Conséquence de la pandémie en Suisse: L’immobilier résidentiel va mettre du temps à rebondir

Une stagnation des prix est attendue sur le marché immobilier jusqu’en 2023, après la progression de 3,5% réalisée l’année dernière en Suisse.

En Suisse, le marché immobilier se caractérise par une forte présence d’investisseurs institutionnels.

En Suisse, le marché immobilier se caractérise par une forte présence d’investisseurs institutionnels.

KEYSTONE

Les prix de l’immobilier en Suisse devraient continuer à croître cette année, mais à une cadence moins soutenue qu’en 2020. Après la phase de ralentissement, une stagnation est attendue jusqu’en 2023, contrastant avec la reprise escomptée en Europe, indique lundi Standard & Poor’s (S&P) dans une étude.

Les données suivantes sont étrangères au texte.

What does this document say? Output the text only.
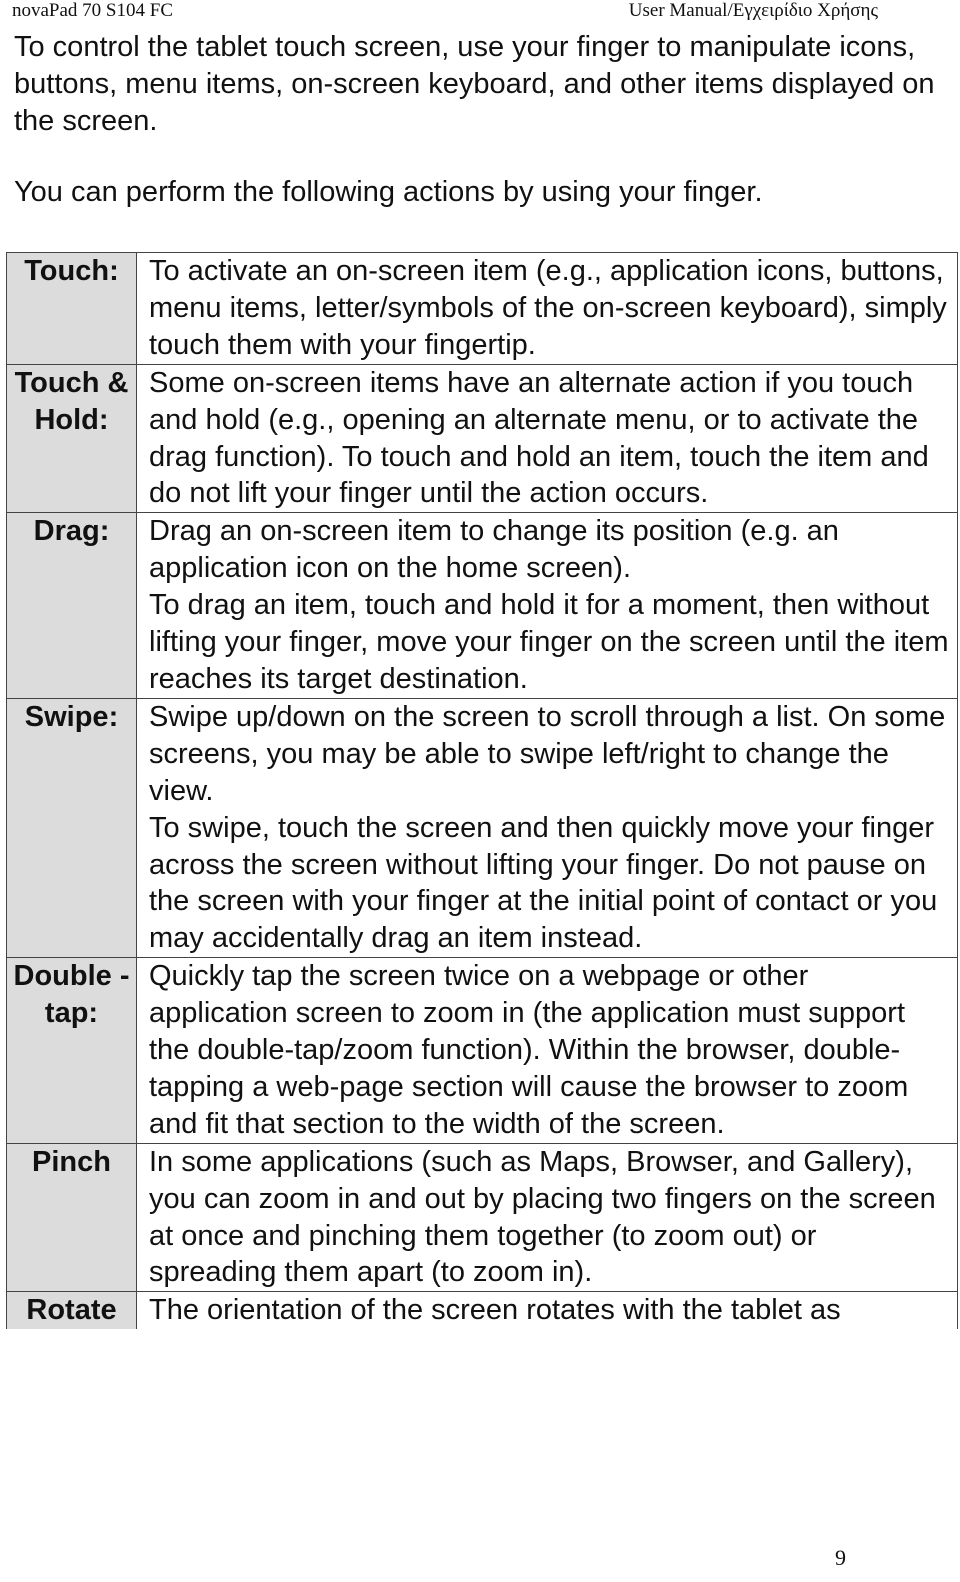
novaPad 70 S104 FC	User Manual/Εγχειρίδιο Χρήσης

To control the tablet touch screen, use your finger to manipulate icons, buttons, menu items, on-screen keyboard, and other items displayed on the screen.

You can perform the following actions by using your finger.

Touch:	To activate an on-screen item (e.g., application icons, buttons, menu items, letter/symbols of the on-screen keyboard), simply touch them with your fingertip.

Touch & Hold:	Some on-screen items have an alternate action if you touch and hold (e.g., opening an alternate menu, or to activate the drag function). To touch and hold an item, touch the item and do not lift your finger until the action occurs.

Drag:	Drag an on-screen item to change its position (e.g. an application icon on the home screen).
To drag an item, touch and hold it for a moment, then without lifting your finger, move your finger on the screen until the item reaches its target destination.

Swipe:	Swipe up/down on the screen to scroll through a list. On some screens, you may be able to swipe left/right to change the view.
To swipe, touch the screen and then quickly move your finger across the screen without lifting your finger. Do not pause on the screen with your finger at the initial point of contact or you may accidentally drag an item instead.

Double -tap:	Quickly tap the screen twice on a webpage or other application screen to zoom in (the application must support the double-tap/zoom function). Within the browser, double-tapping a web-page section will cause the browser to zoom and fit that section to the width of the screen.

Pinch	In some applications (such as Maps, Browser, and Gallery), you can zoom in and out by placing two fingers on the screen at once and pinching them together (to zoom out) or spreading them apart (to zoom in).

Rotate	The orientation of the screen rotates with the tablet as
9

L’immobilier résidentiel suisse a vu ses prix progresser en moyenne de 3,5% l’année dernière, selon les estimations de l’agence de notation. En 2019, la croissance avait atteint 2,4%. S&P table sur une augmentation annuelle des prix de 2,0% jusqu’en 2023.

Forte présence d’investisseurs

En Suisse, le marché immobilier se caractérise par une forte présence d’investisseurs institutionnels. Dans un contexte de faiblesse des taux, ceux-ci devraient se détourner des obligations pour aller chercher du rendement dans la pierre, exerçant une pression à la hausse sur les prix, argumente S&P.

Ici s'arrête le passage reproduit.